Sunday, September 6, 2009

an exercise

topic for discussion: is a sinful thought necessarily the same as a sinful deed?

according to the bible, a man who lusts after a woman "in his heart," has already committed adultery.

this is from Jesus' sermon on the mount.
it's something i've wrestled with for a long time. not adultery, but the idea that what you harbor in your heart, as distinguished from the mind, is just as bad as the act, itself.

i'm not sure if the two are the same. maybe, because all sins are the same (according to the scriptures), they are. but, it seems to go without saying that, if you were to go out and do serious bodily harm to someone, your action is going to be more effective--at least, in a physical sense. that is, it's going to effect that person directly vs. some sort of fantasy where you work out your anger, or compulsion, in a healthy and therapeutic hypothetical situation.

jhonen vasquez, in his preface to jthm, defended his titular "homicidal maniac," as nothing more than a healthy manifestation of his (vasquez's) bitter imagination. he makes the case that, it's far better to exercise your malicious thoughts in a constructive manner (i.e. through art or, in his case, a comic book) than to keep it pent up where it may be unleashed through actual physical violence.

like i said, it's a form of therapy.

so, in that sense, i think it's better. i don't know if it's right. but, it's definitely better.

i think it's in our nature, as humans, to feel compelled to express ourselves through violent and physical means when we are directly affected by others. it's how we express our emotions. but, i think, by it's very definition, human nature can often be equated with sin. and your feelings come out, one way or the other. writing something down is just as much a physical act as beating someone up. and who's to say which is more detrimental?

in that sense, i think a sinful thought can be seen as on par with a sinful deed. at some point, a thought become an action. maybe not the action in question, but an action. and one that is, probably, similarly unhealthy.

but, this begs the question: how do you block out a sinful thought? is there any way to suppress human nature or is this an absurd quest in and of itself?

i don't know. i think, it's in our nature to be sinful (as i've already said, the two are very much equatable). and i don't know if it's possible to change what is in our nature to do, but i know that there are some things, innate inclinations, which seem infinitely more harmful, to our mental health, than other natural leanings.
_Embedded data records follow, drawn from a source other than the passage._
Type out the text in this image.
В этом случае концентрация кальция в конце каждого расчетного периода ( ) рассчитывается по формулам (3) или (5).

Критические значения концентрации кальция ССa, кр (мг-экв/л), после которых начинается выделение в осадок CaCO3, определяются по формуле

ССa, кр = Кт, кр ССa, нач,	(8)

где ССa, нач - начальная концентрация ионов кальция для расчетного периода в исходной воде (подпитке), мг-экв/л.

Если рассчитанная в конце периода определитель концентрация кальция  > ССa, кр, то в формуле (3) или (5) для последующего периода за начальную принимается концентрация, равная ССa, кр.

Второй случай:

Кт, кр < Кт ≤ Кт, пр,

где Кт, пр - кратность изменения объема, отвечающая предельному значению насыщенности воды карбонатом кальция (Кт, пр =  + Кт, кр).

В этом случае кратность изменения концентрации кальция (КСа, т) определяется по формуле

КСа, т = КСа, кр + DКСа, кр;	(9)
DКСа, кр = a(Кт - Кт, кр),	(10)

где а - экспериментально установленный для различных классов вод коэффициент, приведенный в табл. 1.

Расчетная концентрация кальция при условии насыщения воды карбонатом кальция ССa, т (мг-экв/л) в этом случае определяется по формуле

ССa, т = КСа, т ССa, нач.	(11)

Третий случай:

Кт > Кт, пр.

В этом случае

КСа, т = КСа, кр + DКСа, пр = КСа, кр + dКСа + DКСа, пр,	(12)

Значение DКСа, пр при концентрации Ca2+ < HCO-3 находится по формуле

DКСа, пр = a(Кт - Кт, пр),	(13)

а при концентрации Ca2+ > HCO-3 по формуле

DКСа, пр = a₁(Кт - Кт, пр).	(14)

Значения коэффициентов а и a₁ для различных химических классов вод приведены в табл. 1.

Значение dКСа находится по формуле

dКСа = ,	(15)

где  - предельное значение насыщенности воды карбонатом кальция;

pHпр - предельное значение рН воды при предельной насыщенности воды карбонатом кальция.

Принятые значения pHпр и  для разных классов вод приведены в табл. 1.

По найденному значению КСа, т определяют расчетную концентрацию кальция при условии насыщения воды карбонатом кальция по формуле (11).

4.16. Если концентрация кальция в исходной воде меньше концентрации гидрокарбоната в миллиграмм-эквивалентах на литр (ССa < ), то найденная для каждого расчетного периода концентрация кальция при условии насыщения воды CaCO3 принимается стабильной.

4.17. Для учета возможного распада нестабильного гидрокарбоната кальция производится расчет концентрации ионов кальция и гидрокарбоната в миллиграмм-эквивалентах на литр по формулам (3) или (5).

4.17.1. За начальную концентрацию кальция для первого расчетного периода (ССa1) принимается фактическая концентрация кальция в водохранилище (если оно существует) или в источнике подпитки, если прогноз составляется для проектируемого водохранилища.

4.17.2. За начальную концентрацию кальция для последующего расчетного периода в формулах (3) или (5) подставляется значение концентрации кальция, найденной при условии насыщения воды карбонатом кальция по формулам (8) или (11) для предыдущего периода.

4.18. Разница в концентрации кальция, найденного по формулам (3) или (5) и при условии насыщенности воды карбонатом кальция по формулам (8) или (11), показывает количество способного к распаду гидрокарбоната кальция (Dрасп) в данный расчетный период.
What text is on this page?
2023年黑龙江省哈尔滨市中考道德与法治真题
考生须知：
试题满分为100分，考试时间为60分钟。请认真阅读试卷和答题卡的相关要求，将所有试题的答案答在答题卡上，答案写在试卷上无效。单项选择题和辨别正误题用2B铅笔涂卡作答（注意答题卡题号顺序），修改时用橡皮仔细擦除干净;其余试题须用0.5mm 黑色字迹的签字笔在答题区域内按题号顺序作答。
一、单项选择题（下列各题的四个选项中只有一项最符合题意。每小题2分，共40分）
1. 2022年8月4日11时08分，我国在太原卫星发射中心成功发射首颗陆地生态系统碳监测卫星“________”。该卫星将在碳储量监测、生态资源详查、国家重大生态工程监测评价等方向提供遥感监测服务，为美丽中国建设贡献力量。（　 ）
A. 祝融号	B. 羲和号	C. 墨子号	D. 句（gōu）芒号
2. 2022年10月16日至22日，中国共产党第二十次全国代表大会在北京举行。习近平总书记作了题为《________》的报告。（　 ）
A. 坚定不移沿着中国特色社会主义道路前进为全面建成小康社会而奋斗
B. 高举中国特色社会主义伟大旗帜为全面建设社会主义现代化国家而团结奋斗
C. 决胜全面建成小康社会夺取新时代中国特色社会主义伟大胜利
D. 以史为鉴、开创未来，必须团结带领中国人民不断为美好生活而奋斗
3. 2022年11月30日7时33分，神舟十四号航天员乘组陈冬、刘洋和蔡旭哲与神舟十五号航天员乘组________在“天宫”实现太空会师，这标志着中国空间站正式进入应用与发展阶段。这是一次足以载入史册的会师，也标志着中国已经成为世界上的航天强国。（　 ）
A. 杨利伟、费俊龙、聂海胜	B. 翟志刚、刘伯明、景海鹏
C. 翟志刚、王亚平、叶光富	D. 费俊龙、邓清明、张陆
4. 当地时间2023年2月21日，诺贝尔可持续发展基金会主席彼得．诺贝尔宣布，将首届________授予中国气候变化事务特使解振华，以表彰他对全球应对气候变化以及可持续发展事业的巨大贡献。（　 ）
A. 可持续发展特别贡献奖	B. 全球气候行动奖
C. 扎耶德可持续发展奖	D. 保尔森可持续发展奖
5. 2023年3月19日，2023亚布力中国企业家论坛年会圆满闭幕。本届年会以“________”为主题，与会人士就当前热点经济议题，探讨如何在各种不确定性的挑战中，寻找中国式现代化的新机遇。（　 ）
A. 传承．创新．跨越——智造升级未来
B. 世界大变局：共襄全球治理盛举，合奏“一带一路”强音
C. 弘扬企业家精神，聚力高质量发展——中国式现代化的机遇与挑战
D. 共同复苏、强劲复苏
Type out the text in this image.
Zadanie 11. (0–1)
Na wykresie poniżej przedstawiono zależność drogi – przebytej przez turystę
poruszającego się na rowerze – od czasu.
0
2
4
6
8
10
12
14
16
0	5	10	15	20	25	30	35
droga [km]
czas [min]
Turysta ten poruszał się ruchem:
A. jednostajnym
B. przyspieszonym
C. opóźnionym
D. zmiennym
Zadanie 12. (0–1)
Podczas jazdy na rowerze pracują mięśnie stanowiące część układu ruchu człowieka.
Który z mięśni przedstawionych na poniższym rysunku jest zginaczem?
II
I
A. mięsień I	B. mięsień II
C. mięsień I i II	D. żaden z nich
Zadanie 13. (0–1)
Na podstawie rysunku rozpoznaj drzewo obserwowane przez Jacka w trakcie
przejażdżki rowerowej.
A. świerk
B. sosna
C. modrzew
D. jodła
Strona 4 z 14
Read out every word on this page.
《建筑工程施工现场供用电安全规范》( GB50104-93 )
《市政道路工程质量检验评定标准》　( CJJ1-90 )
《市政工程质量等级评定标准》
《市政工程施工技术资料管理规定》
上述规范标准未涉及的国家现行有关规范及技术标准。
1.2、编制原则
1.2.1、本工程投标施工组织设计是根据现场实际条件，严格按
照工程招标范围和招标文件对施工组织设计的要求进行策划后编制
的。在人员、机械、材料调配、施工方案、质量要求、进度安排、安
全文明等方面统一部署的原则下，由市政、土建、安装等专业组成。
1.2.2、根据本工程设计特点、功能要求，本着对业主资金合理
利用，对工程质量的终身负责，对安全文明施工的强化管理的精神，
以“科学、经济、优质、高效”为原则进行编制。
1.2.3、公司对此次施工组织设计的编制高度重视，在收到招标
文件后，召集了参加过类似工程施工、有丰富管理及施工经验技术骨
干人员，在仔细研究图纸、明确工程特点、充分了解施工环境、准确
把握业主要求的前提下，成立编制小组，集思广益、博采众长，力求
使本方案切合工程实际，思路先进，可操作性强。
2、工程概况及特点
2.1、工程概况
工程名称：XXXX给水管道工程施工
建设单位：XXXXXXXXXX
of course, it's important to bear in mind that Jesus uses the word "heart" (read: conviction, passionate belief) where thought could, but doesn't, do. he also uses the verb "lust," which implies an honest longing, an honest desire for something vs. any old thought that just happens to pop in your head. so, in terms of semantics (not intended), it's important to remember, here, that what He is saying is that just thinking of something, sinful in nature, is not an actual sin. it's backing that thought with a natural desire to act upon it. or, to want to act upon it.

what i'm saying is that, you're not going to go to hell because the concept of murder popped into your head. say, you hear about it on the television and immediately a mental image is born in your skull. no, you have to want to commit murder for it to actually be a sin.

then again, like everything else in this entry, this is all speculative. i could be wrong. (but if i believe it to be the truth--that's another story altogether).